Kesempurnaan intelektual berhasil diraihnya dalam waktu singkat, sehingga pada umur tiga puluh tahun ia telah menuntaskan karya filsafatnya yang lain Al-Masyâri wa Al-Muthârahât yang diselesaikan pada 579 H/11883 M. Adapun karya-karyanya yang lain disusun dalam bentuk risalah (surat) selama sepuluh tahun, waktu yang tidak cukup panjang dalam mengembangkan dua gaya filsafat khasnya; gaya Iluminasionis yang kemudian disusul dengan demonstrasi Peripatetik. Satu lagi kekhasan yang sering diperlihatkan Suhrawardî dalam surat-surat filosofisnya, adalah memberikan rujukan silang atau penjelasan terkait antara satu karya dengan karya yang lain, sehingga tampak berkelindan dan saling melengkapi. Dan gaya seperti ini menjadi bukti para sarjana yang menyatakan bahwa tulisan-tulisan itu disusun lebih-kurang dalam waktu yang bersamaan.
Kecerdasan intelktual membawanya ke Aleppo, di sana Suhrawardî memulai karir dan pengabdiannya pada pangeran Al-Malik Al-Zahîr Ghazî, seorang gubernur Aleppo yang juga dikenal sebagai Malik Zahîr Syah, putra Sultan Shalah Al-Dîn Al-Ayubî yang dijuluki “raja Saladin”. Kebrilianan dalam berpikir mengangkatnya pada posisi penting yang setara dengan penasehat raja, dan sederajat dengan para menteri dan hakim-hakim agung kerajaan. Kesibukannya di istana tidak membuatnya lalai pada proyek yang dimilikinya, malah saat-saat itulah ia berhasil menyempurnakan konsep Iluminasinya dengan kehadiran buku monumentalnya yang dikenal dengan Hikmah Al-Isyrâq.
 
Adanya buku tersebut membawanya unggul di atas para fuqaha, astronom dan teolog Istana. Bahkan terpercik keinginan sang pangeran untuk mendirikan sekolah-sekolah yang mengajarkan filsafatnya pada khalayak publik. Dan tak pelak lagi, istimewanya posisi Suhrawardî dihadapan pangeran bersinggungan dengan intrik-intrik politik yang melahirkan kecemburuan para hakim, menteri, fuqaha, serta para pembesar-pembesar Aleppo lainya. Tuduhan-tuduhan tak senonoh pun tersebar, isu “zindik”, pengrusak agama, bahkan ke-Syiahan Suhrawardî yang dulu dianggap biasa, kini menjadi momok dan sasaran empuk untuk menyisihkannya dari taman istana. Puncak tuduhan itu terjadi ketika sampainya surat Qadhi Al-Fahdîl yang berisi pemberitahuan isu-isu yang tersebar di istana pada raja Saladin di Mesir, dan dengan kepercayaan yang begitu tinggi (pada Qadhi tersebut) raja Saladin memerintahkan Malik Zahîr Syah untuk mengeksekusi Suhrawardî di Aleppo. (Moh Ali Abû Rayân, t.t . 484).

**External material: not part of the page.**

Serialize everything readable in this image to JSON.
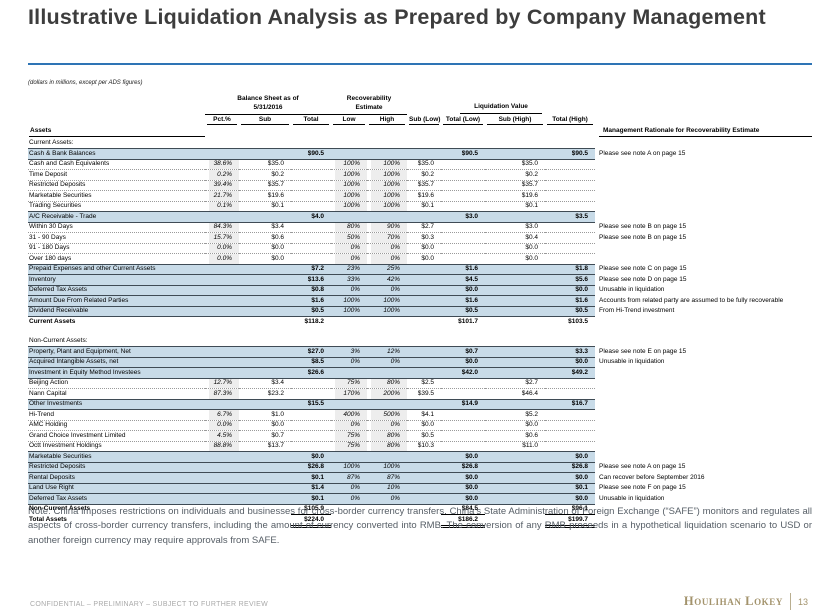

Walaupun demikian, validitas cerita ini masih kontroversi dan “debatable”, tapi telaah yang berhasil dibuktikan adalah eksekusi mati Suhrawardî bersifat politis, akibat adanya kecurigaan pemuka-pemuka istana pada “doktrin politik Iluminasi”—yang didasari pikiran Syiah Imamiyah—yang telurkan oleh Suhrawardî, dan mirip dengan teori Al-Farabi dalam “Madînah Al-Fadhîlah”. Kehawatiran ini pun didorong dengan memuncaknya konflik politik dan militer yang berlangsung antara pasukan Muslim dengan prajurit raja Inggris perbatasan. Ditambah pertempuran-pertempuran besar umat Muslimin dengan pemeluk Nasrani saat memperebutkan tanah suci Palestina, sehingga sekecil apapun gerakan mencurigakan langsung ditindak tegas tanpa pertimbangan yang lebih lanjut.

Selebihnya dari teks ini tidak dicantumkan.